Ratusan Jemaah Ikuti Baiatan Thariqah Syadziliyah di Trenggalek
- Viva Jatim/Madchan Jazuli
Trenggalek, VIVA Jatim – Rangkaian Haul Akbar Masyayikh Pondok Pesantren Darussalam Jajar, Sumbergayam, Durenan, Trenggalek berlangsung khidmat. Baiatan Thariqah Syadziliyah menjadi penutup seluruh rangkaian dengan diikuti oleh ratusan jamaah dari dalam dan luar daerah.
Pengasuh Pondok Pesantren Darussalam Jajar, KH Afiffudin Yunus mengungkapkan ini termasuk baiatan thariqah yang ke-17 sejak awal Almarhum KH Muhaiminan Gunardo dari Parakan Temanggung Jawa Tengah.
"Lalu diteruskan putranya KH Haidar Muhaiminan, setelah itu diteruskan oleh putranya lagi Gus Rikza. Alhamdulillah hari ini banyak penambahan jamaah baru hampir. sekitar 350 jamaah (baru) setiap tahun bertambah," terang KH Afifuddin Yunus, Minggu, 20 Juli 2025.
Gus Afif menaruh harapan dengan adanya baiatan ini semoga semakin baik. Lalu, para jamaah semakin istiqamah, tidak hanya baik di pribadi sendiri namun juga menyebar ke lingkungan.
"Bisa semakin baik menyebar bisa ke keluarga dan saudaranya tetangganya syukur bagi sekaligus menjadi uswah atau panutan bagi masyarakat sekitarnya," tambahnya.
Alumnus Pondok Pesantren Lirboyo Kediri ini juga mengatakan bahwa thariqah sebagai jalan mendekatkan kepada Sang Pencipta.
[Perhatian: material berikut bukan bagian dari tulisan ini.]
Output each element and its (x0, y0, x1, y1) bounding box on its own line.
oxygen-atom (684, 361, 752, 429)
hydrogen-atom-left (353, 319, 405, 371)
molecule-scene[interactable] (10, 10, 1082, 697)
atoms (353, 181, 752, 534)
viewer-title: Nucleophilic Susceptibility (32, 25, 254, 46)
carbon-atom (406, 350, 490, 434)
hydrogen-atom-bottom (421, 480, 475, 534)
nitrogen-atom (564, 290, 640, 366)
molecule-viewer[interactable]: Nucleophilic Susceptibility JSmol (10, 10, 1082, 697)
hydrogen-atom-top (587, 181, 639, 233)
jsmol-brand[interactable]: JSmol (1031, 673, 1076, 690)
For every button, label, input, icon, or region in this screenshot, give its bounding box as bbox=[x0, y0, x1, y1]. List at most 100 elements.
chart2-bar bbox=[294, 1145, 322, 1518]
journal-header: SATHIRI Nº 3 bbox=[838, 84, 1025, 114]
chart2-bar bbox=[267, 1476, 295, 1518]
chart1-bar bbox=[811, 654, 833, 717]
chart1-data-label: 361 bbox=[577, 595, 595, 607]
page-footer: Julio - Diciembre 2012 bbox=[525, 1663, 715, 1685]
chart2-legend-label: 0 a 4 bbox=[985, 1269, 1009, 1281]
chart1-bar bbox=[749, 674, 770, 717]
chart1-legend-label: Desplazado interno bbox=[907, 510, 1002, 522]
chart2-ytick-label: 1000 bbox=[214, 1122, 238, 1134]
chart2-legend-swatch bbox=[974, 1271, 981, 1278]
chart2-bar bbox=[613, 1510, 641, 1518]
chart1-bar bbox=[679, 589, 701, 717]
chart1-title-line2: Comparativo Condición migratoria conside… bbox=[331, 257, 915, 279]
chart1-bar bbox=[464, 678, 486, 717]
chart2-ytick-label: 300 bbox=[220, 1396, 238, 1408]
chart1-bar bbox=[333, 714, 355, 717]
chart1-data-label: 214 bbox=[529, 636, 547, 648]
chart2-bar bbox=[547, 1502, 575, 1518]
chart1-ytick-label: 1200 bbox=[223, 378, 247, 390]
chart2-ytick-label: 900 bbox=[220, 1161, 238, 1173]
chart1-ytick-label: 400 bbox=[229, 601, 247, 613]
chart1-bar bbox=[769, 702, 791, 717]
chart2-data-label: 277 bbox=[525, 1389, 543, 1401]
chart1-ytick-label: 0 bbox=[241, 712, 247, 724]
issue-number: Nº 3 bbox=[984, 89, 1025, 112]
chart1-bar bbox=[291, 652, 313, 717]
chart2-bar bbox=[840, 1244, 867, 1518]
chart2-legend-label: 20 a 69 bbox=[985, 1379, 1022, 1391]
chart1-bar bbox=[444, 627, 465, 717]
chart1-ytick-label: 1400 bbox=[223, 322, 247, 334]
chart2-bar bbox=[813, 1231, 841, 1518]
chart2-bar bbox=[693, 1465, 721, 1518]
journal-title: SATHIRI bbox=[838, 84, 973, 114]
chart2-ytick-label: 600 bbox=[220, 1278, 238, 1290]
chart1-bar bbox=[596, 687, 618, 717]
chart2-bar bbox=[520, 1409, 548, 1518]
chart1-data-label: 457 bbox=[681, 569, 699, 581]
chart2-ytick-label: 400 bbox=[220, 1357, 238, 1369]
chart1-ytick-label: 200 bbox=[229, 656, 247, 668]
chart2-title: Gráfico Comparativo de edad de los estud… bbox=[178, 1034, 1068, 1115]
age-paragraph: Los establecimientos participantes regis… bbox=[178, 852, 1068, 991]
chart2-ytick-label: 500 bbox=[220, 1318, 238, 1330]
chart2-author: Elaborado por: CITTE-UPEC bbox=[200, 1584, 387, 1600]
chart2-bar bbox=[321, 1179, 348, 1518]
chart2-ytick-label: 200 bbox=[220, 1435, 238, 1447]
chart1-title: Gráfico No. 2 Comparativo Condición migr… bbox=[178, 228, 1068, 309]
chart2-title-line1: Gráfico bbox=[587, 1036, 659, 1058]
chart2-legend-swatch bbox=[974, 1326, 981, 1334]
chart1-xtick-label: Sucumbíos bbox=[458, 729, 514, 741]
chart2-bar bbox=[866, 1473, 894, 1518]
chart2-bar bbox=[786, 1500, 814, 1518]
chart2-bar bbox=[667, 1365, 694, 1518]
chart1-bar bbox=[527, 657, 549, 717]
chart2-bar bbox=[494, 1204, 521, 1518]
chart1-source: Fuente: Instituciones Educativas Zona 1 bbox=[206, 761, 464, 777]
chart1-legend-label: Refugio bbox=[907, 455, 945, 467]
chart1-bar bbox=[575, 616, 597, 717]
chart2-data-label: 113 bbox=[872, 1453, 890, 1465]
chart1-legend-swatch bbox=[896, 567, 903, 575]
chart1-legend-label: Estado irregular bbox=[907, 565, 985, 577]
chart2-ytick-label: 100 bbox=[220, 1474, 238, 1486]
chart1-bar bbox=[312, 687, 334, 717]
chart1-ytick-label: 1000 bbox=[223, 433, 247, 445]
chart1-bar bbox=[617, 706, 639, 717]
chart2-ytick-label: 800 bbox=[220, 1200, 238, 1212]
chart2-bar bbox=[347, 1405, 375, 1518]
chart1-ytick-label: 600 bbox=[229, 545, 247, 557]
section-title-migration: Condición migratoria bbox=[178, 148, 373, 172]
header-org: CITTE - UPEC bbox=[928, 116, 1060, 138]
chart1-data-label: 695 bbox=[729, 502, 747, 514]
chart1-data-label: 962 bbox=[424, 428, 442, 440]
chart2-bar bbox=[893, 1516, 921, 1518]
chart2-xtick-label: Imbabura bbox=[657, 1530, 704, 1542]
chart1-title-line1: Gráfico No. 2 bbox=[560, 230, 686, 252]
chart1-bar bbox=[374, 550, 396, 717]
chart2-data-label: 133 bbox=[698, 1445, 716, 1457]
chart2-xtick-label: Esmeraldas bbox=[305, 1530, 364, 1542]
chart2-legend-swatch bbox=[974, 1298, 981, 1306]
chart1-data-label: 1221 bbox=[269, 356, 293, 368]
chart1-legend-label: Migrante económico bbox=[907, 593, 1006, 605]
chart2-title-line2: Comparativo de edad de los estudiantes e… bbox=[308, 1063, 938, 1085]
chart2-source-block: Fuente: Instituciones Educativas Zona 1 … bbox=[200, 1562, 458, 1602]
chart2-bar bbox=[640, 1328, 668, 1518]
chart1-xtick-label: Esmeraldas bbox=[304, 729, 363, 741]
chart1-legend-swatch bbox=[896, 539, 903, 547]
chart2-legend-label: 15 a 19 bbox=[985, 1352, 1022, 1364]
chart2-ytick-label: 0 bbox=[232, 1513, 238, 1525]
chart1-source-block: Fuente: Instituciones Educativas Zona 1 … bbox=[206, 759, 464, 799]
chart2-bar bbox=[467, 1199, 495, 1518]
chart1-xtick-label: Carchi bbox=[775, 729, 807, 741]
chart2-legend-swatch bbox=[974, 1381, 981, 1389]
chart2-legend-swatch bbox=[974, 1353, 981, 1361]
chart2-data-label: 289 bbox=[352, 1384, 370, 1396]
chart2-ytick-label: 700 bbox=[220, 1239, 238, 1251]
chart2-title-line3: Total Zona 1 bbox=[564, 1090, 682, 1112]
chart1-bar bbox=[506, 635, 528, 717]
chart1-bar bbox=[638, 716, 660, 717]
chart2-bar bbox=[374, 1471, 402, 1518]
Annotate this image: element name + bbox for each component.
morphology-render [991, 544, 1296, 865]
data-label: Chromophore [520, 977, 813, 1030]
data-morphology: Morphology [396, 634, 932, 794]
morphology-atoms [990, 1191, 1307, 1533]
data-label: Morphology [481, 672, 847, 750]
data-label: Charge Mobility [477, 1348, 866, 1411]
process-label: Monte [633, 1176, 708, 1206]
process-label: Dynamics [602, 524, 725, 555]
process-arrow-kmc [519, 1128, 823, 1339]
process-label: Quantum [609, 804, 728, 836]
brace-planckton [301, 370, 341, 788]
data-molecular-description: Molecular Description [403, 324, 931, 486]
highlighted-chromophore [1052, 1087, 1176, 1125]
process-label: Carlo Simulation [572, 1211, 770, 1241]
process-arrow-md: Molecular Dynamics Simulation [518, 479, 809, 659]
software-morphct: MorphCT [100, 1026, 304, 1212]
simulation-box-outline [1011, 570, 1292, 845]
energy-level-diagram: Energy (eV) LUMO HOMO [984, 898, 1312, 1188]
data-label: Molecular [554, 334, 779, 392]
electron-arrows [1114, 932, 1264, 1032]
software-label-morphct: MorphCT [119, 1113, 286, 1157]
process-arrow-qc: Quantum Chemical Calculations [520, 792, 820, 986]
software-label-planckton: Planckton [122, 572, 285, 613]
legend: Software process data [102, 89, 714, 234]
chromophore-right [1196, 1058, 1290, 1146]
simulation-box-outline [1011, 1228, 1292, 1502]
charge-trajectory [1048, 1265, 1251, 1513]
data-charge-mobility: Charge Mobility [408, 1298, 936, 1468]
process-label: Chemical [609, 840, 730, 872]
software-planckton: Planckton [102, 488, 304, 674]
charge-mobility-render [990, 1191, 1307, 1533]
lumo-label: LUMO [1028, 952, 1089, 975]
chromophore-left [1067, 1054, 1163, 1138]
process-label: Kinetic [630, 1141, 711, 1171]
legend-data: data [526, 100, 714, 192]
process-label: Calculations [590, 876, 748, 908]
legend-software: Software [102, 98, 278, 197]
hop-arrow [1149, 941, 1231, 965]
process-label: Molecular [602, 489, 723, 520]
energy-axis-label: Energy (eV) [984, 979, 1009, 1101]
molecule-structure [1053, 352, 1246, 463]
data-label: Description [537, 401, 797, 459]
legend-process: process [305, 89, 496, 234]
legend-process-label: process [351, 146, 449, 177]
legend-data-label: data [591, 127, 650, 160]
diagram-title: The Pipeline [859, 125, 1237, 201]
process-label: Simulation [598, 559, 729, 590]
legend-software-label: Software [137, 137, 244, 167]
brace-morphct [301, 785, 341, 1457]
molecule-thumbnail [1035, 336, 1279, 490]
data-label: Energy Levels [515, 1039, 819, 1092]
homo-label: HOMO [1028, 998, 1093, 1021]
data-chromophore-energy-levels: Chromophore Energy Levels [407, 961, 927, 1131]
Sekaligus sebagai cara lebih menghormati kepada sesama ciptaan Allah SWT.
"Thariqah tidak hanya menjadi rutinitas wiridan tetapi juga menjadi kepribadian bagi dirinya sendiri menjadi lebih memanusiakan manusia," tandas putra KH Muhammad Yunus ini.
Senada, Ketua Pelaksana Haul dan Baiatan Thariqah, Muhsam Baidhowi menerangkan rangkaian acara dimulai pada Hari Jum'at dengan Sema'an Al-Qur'an. Lalu, dilanjutkan dengan Bahsul Masa'il dan puncak acara haul pada malam hari Ahad mauidhoh hasanah oleh KH Khasanun dari Ponorogo.
"Alhamdulillah mulai haul tadi malam itu jamaah yang hadir sekitar 2000 jamaah dan Pada hari ini baiatan thariqah peserta baru sekitar 350 jamaah keseluruhan sekitar 2.600 jamaah. Alhamdulillah berjalan dengan lancar dan kondusif," ujar Muhsam Baidhowi,
Muhsam menerangkan mayoritas jamaah tidak hanya dari wilayah Trenggalek saja. Namun dari tetangga kabupaten hingga luar Jawa Timur yang juga sebagai santri Pondok Jajar Trenggalek.
"Kebanyakan didominasi dari wilayah Trenggalek dan sebagian dari Tulungagung Blitar dan ada juga dari Jawa Tengah," bebernya.